When Dining on Mushrooms Goes SwimminglyOno, You Know
October 9, 2017
Story By: Ali Resich | Photos by: Lawrence Tabudlo
Fresh, seasonal mushrooms are a thing of fall splendor. Though various species of the healthful fungi we know and love do grow throughout the year, many varieties are at their peak during the fall and winter months — making mushrooms the perfect ingredient to give our taste buds a most satisfying introduction to autumn.
Just think: Warm, earthy soups and rustic risottos emanating with the natural-umami bliss of savory mushrooms. I know, I know, my mouth is watering too!
And while it is indeed the perfect time of year to stock up on mushroom-centric dishes, it’s good to note that here in the Isles, we are spoiled with high-quality mushrooms that are grown locally and sustainably all year long at Hamakua Farms on the Big Island.
From the local harvest to other intriguing varieties, let’s see how Oahu’s chefs are utilizing this glorious vegetable:
PLUMERIA BEACH HOUSE
Speaking of Hamakua mushrooms, one venue that makes excellent use of them is The Kahala Hotel & Resort, where the finest in local ingredients accent an international array of flavors throughout its handful of world-class dining spots.
Currently available at Plumeria Beach House — the hotel’s breezy ground-floor restaurant with stunning views of the ocean — is a King Mushrooms ($12, dinner menu) appetizer prepared with Alii mushrooms, also known as the Japanese eryngii variety, grown on the Big Island.
“We wanted to do something different, so instead of using portobello, we wanted to showcase local agriculture,” shares the restaurant’s sous chef, David Calvan. “I can’t say enough good things about these mushrooms. The texture is very meaty, the flavor profile is kind of earthy with a little bit of a sweet tone, and they stand up to a lot of flavors.”
To enhance that hearty texture, the mushrooms are first given a nice char from the grill; then they are finished to order with a citrusy ponzu glaze speckled with ginger and garlic. For the finishing touches, fried garlic, sesame seed and green onion do the trick.
Oh, and let’s not forget about the little surprise that has a big impact on the pupu’s flavor: “There’s rendered bacon in there to give that smoky flavor and add a little bit of saltiness,” confirms Calvan. “It’s a great appetizer that opens up your palate and gets you ready for dinner.”
Since this pupu is made with large, satisfying slices of mushroom, it’s easy to pass around the table for sharing. But with one taste of its complex flavors that burst in your mouth, I can assure you everyone will be fighting over the last piece.
When I think of autumn fare, one word comes to mind, and that’s cozy. Without a doubt, the coziest spot I can think of is Fendu Boulangerie, the sweet little bakery tucked into Manoa Marketplace, where everything is made with love, from scratch.
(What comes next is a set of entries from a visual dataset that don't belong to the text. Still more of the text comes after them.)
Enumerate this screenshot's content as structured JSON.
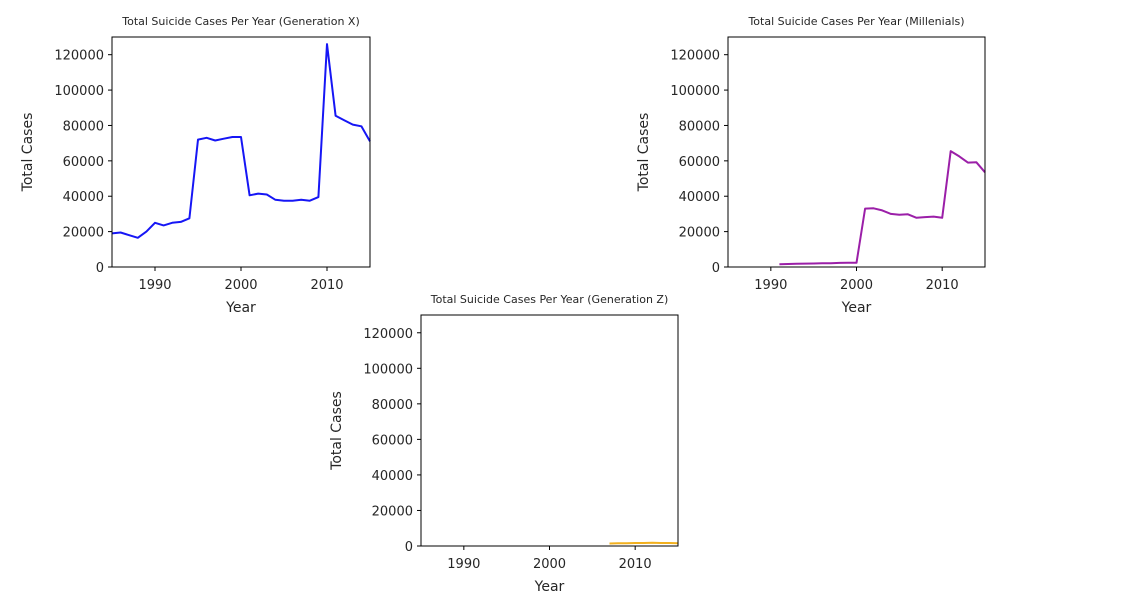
{
  "chart_data": [
    {
      "type": "line",
      "title": "Total Suicide Cases Per Year (Generation X)",
      "xlabel": "Year",
      "ylabel": "Total Cases",
      "xlim": [
        1985,
        2015
      ],
      "ylim": [
        0,
        130000
      ],
      "xticks": [
        "1990",
        "2000",
        "2010"
      ],
      "yticks": [
        "0",
        "20000",
        "40000",
        "60000",
        "80000",
        "100000",
        "120000"
      ],
      "grid": false,
      "color": "#1616f5",
      "series": [
        {
          "x": [
            1985,
            1986,
            1987,
            1988,
            1989,
            1990,
            1991,
            1992,
            1993,
            1994,
            1995,
            1996,
            1997,
            1998,
            1999,
            2000,
            2001,
            2002,
            2003,
            2004,
            2005,
            2006,
            2007,
            2008,
            2009,
            2010,
            2011,
            2012,
            2013,
            2014,
            2015
          ],
          "values": [
            19000,
            19500,
            18000,
            16500,
            20000,
            25000,
            23500,
            25000,
            25500,
            27500,
            72000,
            73000,
            71500,
            72500,
            73500,
            73500,
            40500,
            41500,
            41000,
            38000,
            37500,
            37500,
            38000,
            37500,
            39500,
            126000,
            85500,
            83000,
            80500,
            79500,
            71000
          ]
        }
      ]
    },
    {
      "type": "line",
      "title": "Total Suicide Cases Per Year (Millenials)",
      "xlabel": "Year",
      "ylabel": "Total Cases",
      "xlim": [
        1985,
        2015
      ],
      "ylim": [
        0,
        130000
      ],
      "xticks": [
        "1990",
        "2000",
        "2010"
      ],
      "yticks": [
        "0",
        "20000",
        "40000",
        "60000",
        "80000",
        "100000",
        "120000"
      ],
      "grid": false,
      "color": "#9b1fa8",
      "series": [
        {
          "x": [
            1991,
            1992,
            1993,
            1994,
            1995,
            1996,
            1997,
            1998,
            1999,
            2000,
            2001,
            2002,
            2003,
            2004,
            2005,
            2006,
            2007,
            2008,
            2009,
            2010,
            2011,
            2012,
            2013,
            2014,
            2015
          ],
          "values": [
            1500,
            1700,
            1800,
            1900,
            2000,
            2100,
            2100,
            2300,
            2400,
            2400,
            33000,
            33200,
            32000,
            30000,
            29500,
            29800,
            27800,
            28200,
            28500,
            27800,
            65500,
            62500,
            59000,
            59200,
            53500
          ]
        }
      ]
    },
    {
      "type": "line",
      "title": "Total Suicide Cases Per Year (Generation Z)",
      "xlabel": "Year",
      "ylabel": "Total Cases",
      "xlim": [
        1985,
        2015
      ],
      "ylim": [
        0,
        130000
      ],
      "xticks": [
        "1990",
        "2000",
        "2010"
      ],
      "yticks": [
        "0",
        "20000",
        "40000",
        "60000",
        "80000",
        "100000",
        "120000"
      ],
      "grid": false,
      "color": "#f2b01e",
      "series": [
        {
          "x": [
            2007,
            2008,
            2009,
            2010,
            2011,
            2012,
            2013,
            2014,
            2015
          ],
          "values": [
            1400,
            1500,
            1600,
            1700,
            1700,
            1800,
            1700,
            1700,
            1600
          ]
        }
      ]
    }
  ]
}
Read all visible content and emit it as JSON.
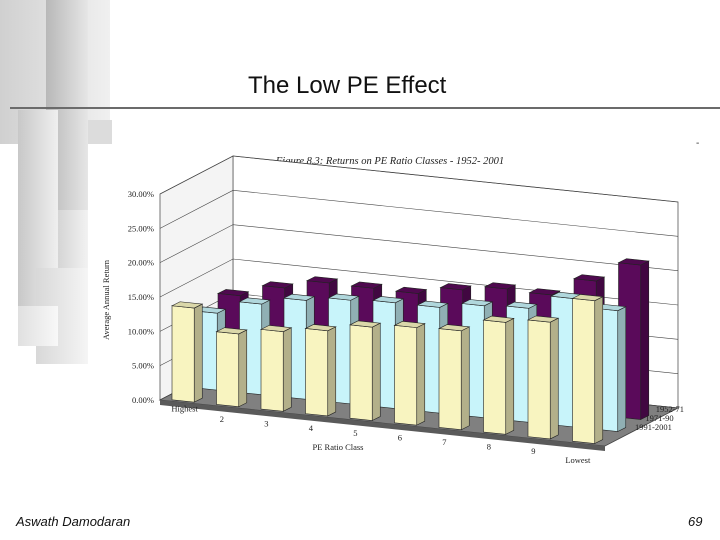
{
  "slide": {
    "title": "The Low PE Effect",
    "author": "Aswath Damodaran",
    "page_number": "69",
    "corner_mark": "-"
  },
  "colors": {
    "series_1991_2001": "#f8f4c0",
    "series_1971_1990": "#c8f4fa",
    "series_1952_1971": "#5a0a5a",
    "floor": "#808080",
    "wall": "#ffffff"
  },
  "chart_data": {
    "type": "bar",
    "subtype": "3d-clustered-column",
    "title": "Figure 8.3: Returns on PE Ratio Classes - 1952- 2001",
    "xlabel": "PE Ratio Class",
    "ylabel": "Average Annual Return",
    "ylim": [
      0,
      30
    ],
    "yticks": [
      "0.00%",
      "5.00%",
      "10.00%",
      "15.00%",
      "20.00%",
      "25.00%",
      "30.00%"
    ],
    "categories": [
      "Highest",
      "2",
      "3",
      "4",
      "5",
      "6",
      "7",
      "8",
      "9",
      "Lowest"
    ],
    "series": [
      {
        "name": "1991-2001",
        "values": [
          13.7,
          10.6,
          11.6,
          12.4,
          13.6,
          14.2,
          14.4,
          16.3,
          17.0,
          20.8
        ]
      },
      {
        "name": "1971-90",
        "values": [
          11.2,
          13.2,
          14.4,
          15.1,
          15.4,
          15.4,
          16.3,
          16.6,
          18.7,
          17.6
        ]
      },
      {
        "name": "1952-71",
        "values": [
          12.0,
          13.8,
          15.2,
          15.1,
          15.0,
          16.2,
          17.0,
          16.8,
          19.5,
          22.5
        ]
      }
    ]
  }
}
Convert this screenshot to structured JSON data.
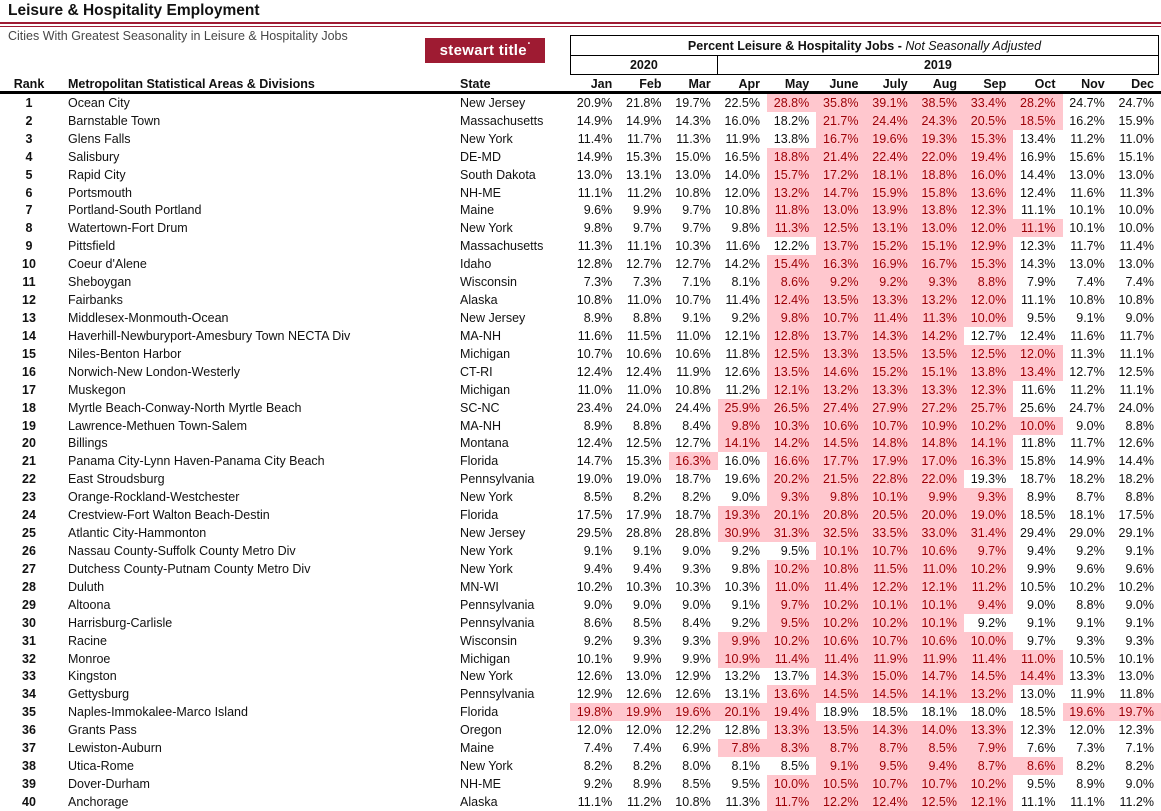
{
  "page": {
    "title": "Leisure & Hospitality Employment",
    "subtitle": "Cities With Greatest Seasonality in Leisure & Hospitality Jobs"
  },
  "logo": {
    "text": "stewart title",
    "mark": "•"
  },
  "colors": {
    "accent": "#9E1B32",
    "highlight_bg": "#FFC7CE",
    "highlight_text": "#9C0006"
  },
  "table": {
    "group_header_bold": "Percent Leisure & Hospitality Jobs - ",
    "group_header_italic": "Not Seasonally Adjusted",
    "year_2020": "2020",
    "year_2019": "2019",
    "columns": {
      "rank": "Rank",
      "msa": "Metropolitan Statistical Areas & Divisions",
      "state": "State",
      "months": [
        "Jan",
        "Feb",
        "Mar",
        "Apr",
        "May",
        "June",
        "July",
        "Aug",
        "Sep",
        "Oct",
        "Nov",
        "Dec"
      ]
    },
    "rows": [
      {
        "rank": "1",
        "msa": "Ocean City",
        "state": "New Jersey",
        "values": [
          "20.9%",
          "21.8%",
          "19.7%",
          "22.5%",
          "28.8%",
          "35.8%",
          "39.1%",
          "38.5%",
          "33.4%",
          "28.2%",
          "24.7%",
          "24.7%"
        ],
        "hl": [
          4,
          5,
          6,
          7,
          8,
          9
        ]
      },
      {
        "rank": "2",
        "msa": "Barnstable Town",
        "state": "Massachusetts",
        "values": [
          "14.9%",
          "14.9%",
          "14.3%",
          "16.0%",
          "18.2%",
          "21.7%",
          "24.4%",
          "24.3%",
          "20.5%",
          "18.5%",
          "16.2%",
          "15.9%"
        ],
        "hl": [
          5,
          6,
          7,
          8,
          9
        ]
      },
      {
        "rank": "3",
        "msa": "Glens Falls",
        "state": "New York",
        "values": [
          "11.4%",
          "11.7%",
          "11.3%",
          "11.9%",
          "13.8%",
          "16.7%",
          "19.6%",
          "19.3%",
          "15.3%",
          "13.4%",
          "11.2%",
          "11.0%"
        ],
        "hl": [
          5,
          6,
          7,
          8
        ]
      },
      {
        "rank": "4",
        "msa": "Salisbury",
        "state": "DE-MD",
        "values": [
          "14.9%",
          "15.3%",
          "15.0%",
          "16.5%",
          "18.8%",
          "21.4%",
          "22.4%",
          "22.0%",
          "19.4%",
          "16.9%",
          "15.6%",
          "15.1%"
        ],
        "hl": [
          4,
          5,
          6,
          7,
          8
        ]
      },
      {
        "rank": "5",
        "msa": "Rapid City",
        "state": "South Dakota",
        "values": [
          "13.0%",
          "13.1%",
          "13.0%",
          "14.0%",
          "15.7%",
          "17.2%",
          "18.1%",
          "18.8%",
          "16.0%",
          "14.4%",
          "13.0%",
          "13.0%"
        ],
        "hl": [
          4,
          5,
          6,
          7,
          8
        ]
      },
      {
        "rank": "6",
        "msa": "Portsmouth",
        "state": "NH-ME",
        "values": [
          "11.1%",
          "11.2%",
          "10.8%",
          "12.0%",
          "13.2%",
          "14.7%",
          "15.9%",
          "15.8%",
          "13.6%",
          "12.4%",
          "11.6%",
          "11.3%"
        ],
        "hl": [
          4,
          5,
          6,
          7,
          8
        ]
      },
      {
        "rank": "7",
        "msa": "Portland-South Portland",
        "state": "Maine",
        "values": [
          "9.6%",
          "9.9%",
          "9.7%",
          "10.8%",
          "11.8%",
          "13.0%",
          "13.9%",
          "13.8%",
          "12.3%",
          "11.1%",
          "10.1%",
          "10.0%"
        ],
        "hl": [
          4,
          5,
          6,
          7,
          8
        ]
      },
      {
        "rank": "8",
        "msa": "Watertown-Fort Drum",
        "state": "New York",
        "values": [
          "9.8%",
          "9.7%",
          "9.7%",
          "9.8%",
          "11.3%",
          "12.5%",
          "13.1%",
          "13.0%",
          "12.0%",
          "11.1%",
          "10.1%",
          "10.0%"
        ],
        "hl": [
          4,
          5,
          6,
          7,
          8,
          9
        ]
      },
      {
        "rank": "9",
        "msa": "Pittsfield",
        "state": "Massachusetts",
        "values": [
          "11.3%",
          "11.1%",
          "10.3%",
          "11.6%",
          "12.2%",
          "13.7%",
          "15.2%",
          "15.1%",
          "12.9%",
          "12.3%",
          "11.7%",
          "11.4%"
        ],
        "hl": [
          5,
          6,
          7,
          8
        ]
      },
      {
        "rank": "10",
        "msa": "Coeur d'Alene",
        "state": "Idaho",
        "values": [
          "12.8%",
          "12.7%",
          "12.7%",
          "14.2%",
          "15.4%",
          "16.3%",
          "16.9%",
          "16.7%",
          "15.3%",
          "14.3%",
          "13.0%",
          "13.0%"
        ],
        "hl": [
          4,
          5,
          6,
          7,
          8
        ]
      },
      {
        "rank": "11",
        "msa": "Sheboygan",
        "state": "Wisconsin",
        "values": [
          "7.3%",
          "7.3%",
          "7.1%",
          "8.1%",
          "8.6%",
          "9.2%",
          "9.2%",
          "9.3%",
          "8.8%",
          "7.9%",
          "7.4%",
          "7.4%"
        ],
        "hl": [
          4,
          5,
          6,
          7,
          8
        ]
      },
      {
        "rank": "12",
        "msa": "Fairbanks",
        "state": "Alaska",
        "values": [
          "10.8%",
          "11.0%",
          "10.7%",
          "11.4%",
          "12.4%",
          "13.5%",
          "13.3%",
          "13.2%",
          "12.0%",
          "11.1%",
          "10.8%",
          "10.8%"
        ],
        "hl": [
          4,
          5,
          6,
          7,
          8
        ]
      },
      {
        "rank": "13",
        "msa": "Middlesex-Monmouth-Ocean",
        "state": "New Jersey",
        "values": [
          "8.9%",
          "8.8%",
          "9.1%",
          "9.2%",
          "9.8%",
          "10.7%",
          "11.4%",
          "11.3%",
          "10.0%",
          "9.5%",
          "9.1%",
          "9.0%"
        ],
        "hl": [
          4,
          5,
          6,
          7,
          8
        ]
      },
      {
        "rank": "14",
        "msa": "Haverhill-Newburyport-Amesbury Town NECTA Div",
        "state": "MA-NH",
        "values": [
          "11.6%",
          "11.5%",
          "11.0%",
          "12.1%",
          "12.8%",
          "13.7%",
          "14.3%",
          "14.2%",
          "12.7%",
          "12.4%",
          "11.6%",
          "11.7%"
        ],
        "hl": [
          4,
          5,
          6,
          7
        ]
      },
      {
        "rank": "15",
        "msa": "Niles-Benton Harbor",
        "state": "Michigan",
        "values": [
          "10.7%",
          "10.6%",
          "10.6%",
          "11.8%",
          "12.5%",
          "13.3%",
          "13.5%",
          "13.5%",
          "12.5%",
          "12.0%",
          "11.3%",
          "11.1%"
        ],
        "hl": [
          4,
          5,
          6,
          7,
          8,
          9
        ]
      },
      {
        "rank": "16",
        "msa": "Norwich-New London-Westerly",
        "state": "CT-RI",
        "values": [
          "12.4%",
          "12.4%",
          "11.9%",
          "12.6%",
          "13.5%",
          "14.6%",
          "15.2%",
          "15.1%",
          "13.8%",
          "13.4%",
          "12.7%",
          "12.5%"
        ],
        "hl": [
          4,
          5,
          6,
          7,
          8,
          9
        ]
      },
      {
        "rank": "17",
        "msa": "Muskegon",
        "state": "Michigan",
        "values": [
          "11.0%",
          "11.0%",
          "10.8%",
          "11.2%",
          "12.1%",
          "13.2%",
          "13.3%",
          "13.3%",
          "12.3%",
          "11.6%",
          "11.2%",
          "11.1%"
        ],
        "hl": [
          4,
          5,
          6,
          7,
          8
        ]
      },
      {
        "rank": "18",
        "msa": "Myrtle Beach-Conway-North Myrtle Beach",
        "state": "SC-NC",
        "values": [
          "23.4%",
          "24.0%",
          "24.4%",
          "25.9%",
          "26.5%",
          "27.4%",
          "27.9%",
          "27.2%",
          "25.7%",
          "25.6%",
          "24.7%",
          "24.0%"
        ],
        "hl": [
          3,
          4,
          5,
          6,
          7,
          8
        ]
      },
      {
        "rank": "19",
        "msa": "Lawrence-Methuen Town-Salem",
        "state": "MA-NH",
        "values": [
          "8.9%",
          "8.8%",
          "8.4%",
          "9.8%",
          "10.3%",
          "10.6%",
          "10.7%",
          "10.9%",
          "10.2%",
          "10.0%",
          "9.0%",
          "8.8%"
        ],
        "hl": [
          3,
          4,
          5,
          6,
          7,
          8,
          9
        ]
      },
      {
        "rank": "20",
        "msa": "Billings",
        "state": "Montana",
        "values": [
          "12.4%",
          "12.5%",
          "12.7%",
          "14.1%",
          "14.2%",
          "14.5%",
          "14.8%",
          "14.8%",
          "14.1%",
          "11.8%",
          "11.7%",
          "12.6%"
        ],
        "hl": [
          3,
          4,
          5,
          6,
          7,
          8
        ]
      },
      {
        "rank": "21",
        "msa": "Panama City-Lynn Haven-Panama City Beach",
        "state": "Florida",
        "values": [
          "14.7%",
          "15.3%",
          "16.3%",
          "16.0%",
          "16.6%",
          "17.7%",
          "17.9%",
          "17.0%",
          "16.3%",
          "15.8%",
          "14.9%",
          "14.4%"
        ],
        "hl": [
          2,
          4,
          5,
          6,
          7,
          8
        ]
      },
      {
        "rank": "22",
        "msa": "East Stroudsburg",
        "state": "Pennsylvania",
        "values": [
          "19.0%",
          "19.0%",
          "18.7%",
          "19.6%",
          "20.2%",
          "21.5%",
          "22.8%",
          "22.0%",
          "19.3%",
          "18.7%",
          "18.2%",
          "18.2%"
        ],
        "hl": [
          4,
          5,
          6,
          7
        ]
      },
      {
        "rank": "23",
        "msa": "Orange-Rockland-Westchester",
        "state": "New York",
        "values": [
          "8.5%",
          "8.2%",
          "8.2%",
          "9.0%",
          "9.3%",
          "9.8%",
          "10.1%",
          "9.9%",
          "9.3%",
          "8.9%",
          "8.7%",
          "8.8%"
        ],
        "hl": [
          4,
          5,
          6,
          7,
          8
        ]
      },
      {
        "rank": "24",
        "msa": "Crestview-Fort Walton Beach-Destin",
        "state": "Florida",
        "values": [
          "17.5%",
          "17.9%",
          "18.7%",
          "19.3%",
          "20.1%",
          "20.8%",
          "20.5%",
          "20.0%",
          "19.0%",
          "18.5%",
          "18.1%",
          "17.5%"
        ],
        "hl": [
          3,
          4,
          5,
          6,
          7,
          8
        ]
      },
      {
        "rank": "25",
        "msa": "Atlantic City-Hammonton",
        "state": "New Jersey",
        "values": [
          "29.5%",
          "28.8%",
          "28.8%",
          "30.9%",
          "31.3%",
          "32.5%",
          "33.5%",
          "33.0%",
          "31.4%",
          "29.4%",
          "29.0%",
          "29.1%"
        ],
        "hl": [
          3,
          4,
          5,
          6,
          7,
          8
        ]
      },
      {
        "rank": "26",
        "msa": "Nassau County-Suffolk County Metro Div",
        "state": "New York",
        "values": [
          "9.1%",
          "9.1%",
          "9.0%",
          "9.2%",
          "9.5%",
          "10.1%",
          "10.7%",
          "10.6%",
          "9.7%",
          "9.4%",
          "9.2%",
          "9.1%"
        ],
        "hl": [
          5,
          6,
          7,
          8
        ]
      },
      {
        "rank": "27",
        "msa": "Dutchess County-Putnam County Metro Div",
        "state": "New York",
        "values": [
          "9.4%",
          "9.4%",
          "9.3%",
          "9.8%",
          "10.2%",
          "10.8%",
          "11.5%",
          "11.0%",
          "10.2%",
          "9.9%",
          "9.6%",
          "9.6%"
        ],
        "hl": [
          4,
          5,
          6,
          7,
          8
        ]
      },
      {
        "rank": "28",
        "msa": "Duluth",
        "state": "MN-WI",
        "values": [
          "10.2%",
          "10.3%",
          "10.3%",
          "10.3%",
          "11.0%",
          "11.4%",
          "12.2%",
          "12.1%",
          "11.2%",
          "10.5%",
          "10.2%",
          "10.2%"
        ],
        "hl": [
          4,
          5,
          6,
          7,
          8
        ]
      },
      {
        "rank": "29",
        "msa": "Altoona",
        "state": "Pennsylvania",
        "values": [
          "9.0%",
          "9.0%",
          "9.0%",
          "9.1%",
          "9.7%",
          "10.2%",
          "10.1%",
          "10.1%",
          "9.4%",
          "9.0%",
          "8.8%",
          "9.0%"
        ],
        "hl": [
          4,
          5,
          6,
          7,
          8
        ]
      },
      {
        "rank": "30",
        "msa": "Harrisburg-Carlisle",
        "state": "Pennsylvania",
        "values": [
          "8.6%",
          "8.5%",
          "8.4%",
          "9.2%",
          "9.5%",
          "10.2%",
          "10.2%",
          "10.1%",
          "9.2%",
          "9.1%",
          "9.1%",
          "9.1%"
        ],
        "hl": [
          4,
          5,
          6,
          7
        ]
      },
      {
        "rank": "31",
        "msa": "Racine",
        "state": "Wisconsin",
        "values": [
          "9.2%",
          "9.3%",
          "9.3%",
          "9.9%",
          "10.2%",
          "10.6%",
          "10.7%",
          "10.6%",
          "10.0%",
          "9.7%",
          "9.3%",
          "9.3%"
        ],
        "hl": [
          3,
          4,
          5,
          6,
          7,
          8
        ]
      },
      {
        "rank": "32",
        "msa": "Monroe",
        "state": "Michigan",
        "values": [
          "10.1%",
          "9.9%",
          "9.9%",
          "10.9%",
          "11.4%",
          "11.4%",
          "11.9%",
          "11.9%",
          "11.4%",
          "11.0%",
          "10.5%",
          "10.1%"
        ],
        "hl": [
          3,
          4,
          5,
          6,
          7,
          8,
          9
        ]
      },
      {
        "rank": "33",
        "msa": "Kingston",
        "state": "New York",
        "values": [
          "12.6%",
          "13.0%",
          "12.9%",
          "13.2%",
          "13.7%",
          "14.3%",
          "15.0%",
          "14.7%",
          "14.5%",
          "14.4%",
          "13.3%",
          "13.0%"
        ],
        "hl": [
          5,
          6,
          7,
          8,
          9
        ]
      },
      {
        "rank": "34",
        "msa": "Gettysburg",
        "state": "Pennsylvania",
        "values": [
          "12.9%",
          "12.6%",
          "12.6%",
          "13.1%",
          "13.6%",
          "14.5%",
          "14.5%",
          "14.1%",
          "13.2%",
          "13.0%",
          "11.9%",
          "11.8%"
        ],
        "hl": [
          4,
          5,
          6,
          7,
          8
        ]
      },
      {
        "rank": "35",
        "msa": "Naples-Immokalee-Marco Island",
        "state": "Florida",
        "values": [
          "19.8%",
          "19.9%",
          "19.6%",
          "20.1%",
          "19.4%",
          "18.9%",
          "18.5%",
          "18.1%",
          "18.0%",
          "18.5%",
          "19.6%",
          "19.7%"
        ],
        "hl": [
          0,
          1,
          2,
          3,
          4,
          10,
          11
        ]
      },
      {
        "rank": "36",
        "msa": "Grants Pass",
        "state": "Oregon",
        "values": [
          "12.0%",
          "12.0%",
          "12.2%",
          "12.8%",
          "13.3%",
          "13.5%",
          "14.3%",
          "14.0%",
          "13.3%",
          "12.3%",
          "12.0%",
          "12.3%"
        ],
        "hl": [
          4,
          5,
          6,
          7,
          8
        ]
      },
      {
        "rank": "37",
        "msa": "Lewiston-Auburn",
        "state": "Maine",
        "values": [
          "7.4%",
          "7.4%",
          "6.9%",
          "7.8%",
          "8.3%",
          "8.7%",
          "8.7%",
          "8.5%",
          "7.9%",
          "7.6%",
          "7.3%",
          "7.1%"
        ],
        "hl": [
          3,
          4,
          5,
          6,
          7,
          8
        ]
      },
      {
        "rank": "38",
        "msa": "Utica-Rome",
        "state": "New York",
        "values": [
          "8.2%",
          "8.2%",
          "8.0%",
          "8.1%",
          "8.5%",
          "9.1%",
          "9.5%",
          "9.4%",
          "8.7%",
          "8.6%",
          "8.2%",
          "8.2%"
        ],
        "hl": [
          5,
          6,
          7,
          8,
          9
        ]
      },
      {
        "rank": "39",
        "msa": "Dover-Durham",
        "state": "NH-ME",
        "values": [
          "9.2%",
          "8.9%",
          "8.5%",
          "9.5%",
          "10.0%",
          "10.5%",
          "10.7%",
          "10.7%",
          "10.2%",
          "9.5%",
          "8.9%",
          "9.0%"
        ],
        "hl": [
          4,
          5,
          6,
          7,
          8
        ]
      },
      {
        "rank": "40",
        "msa": "Anchorage",
        "state": "Alaska",
        "values": [
          "11.1%",
          "11.2%",
          "10.8%",
          "11.3%",
          "11.7%",
          "12.2%",
          "12.4%",
          "12.5%",
          "12.1%",
          "11.1%",
          "11.1%",
          "11.2%"
        ],
        "hl": [
          4,
          5,
          6,
          7,
          8
        ]
      }
    ]
  }
}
Though Fendu is a sweet tooth’s paradise with freshly baked cakes, pastries, pies and more, it’s also a fabulous spot for savory pizzas, panninis, sandwiches and the like, a handful of which shine with mushrooms.
“There’s such variations in their flavor, from portobello to a shiitake to a white shimeji,” says owner and chef Niel Koep, who uses local mushrooms when possible. “So that’s something nice — that you can get different flavors from different mushrooms.”
Break open the flaky French pie dough crust of Island Style Chicken Pot Pie ($13.50) for instance, and you’ll find a spoonful of creamy, oozing chicken stock loaded with mushrooms, green papaya, Okinawan sweet potato and other veggies, not to mention whiteand dark-meat chicken, to soothe your soul.
Koep advises patrons to call ahead to see if the epic pot pies are available, as they’re currently only made on the weekends and tend to sell out.
Any day of the week, however, you can get your mushroom fix in the form of Vegetarian Special Panini ($8.99), pressed to perfection with two slices of Fendu’s 50-percent whole wheat bread.
The sandwich also is stocked with bell peppers, sweet onion, mozzarella, fresh tomato and Japanese eggplant.
And when oozing cheese calls at your taste buds, go for pepper-spiced Mushroom Mania Pizza ($13.75 for 8-inch, $21 for 14-inch). Baked with Fendu’s house-made dough and pizza sauce, the pie pairs three types of mushrooms (white shimeji, oyster and shiitake) with three types of cheese (fresh mozzarella, Parmigiano-Reggiano, and pecorino Romano) for an unbelievably flavorful, and comforting, bite.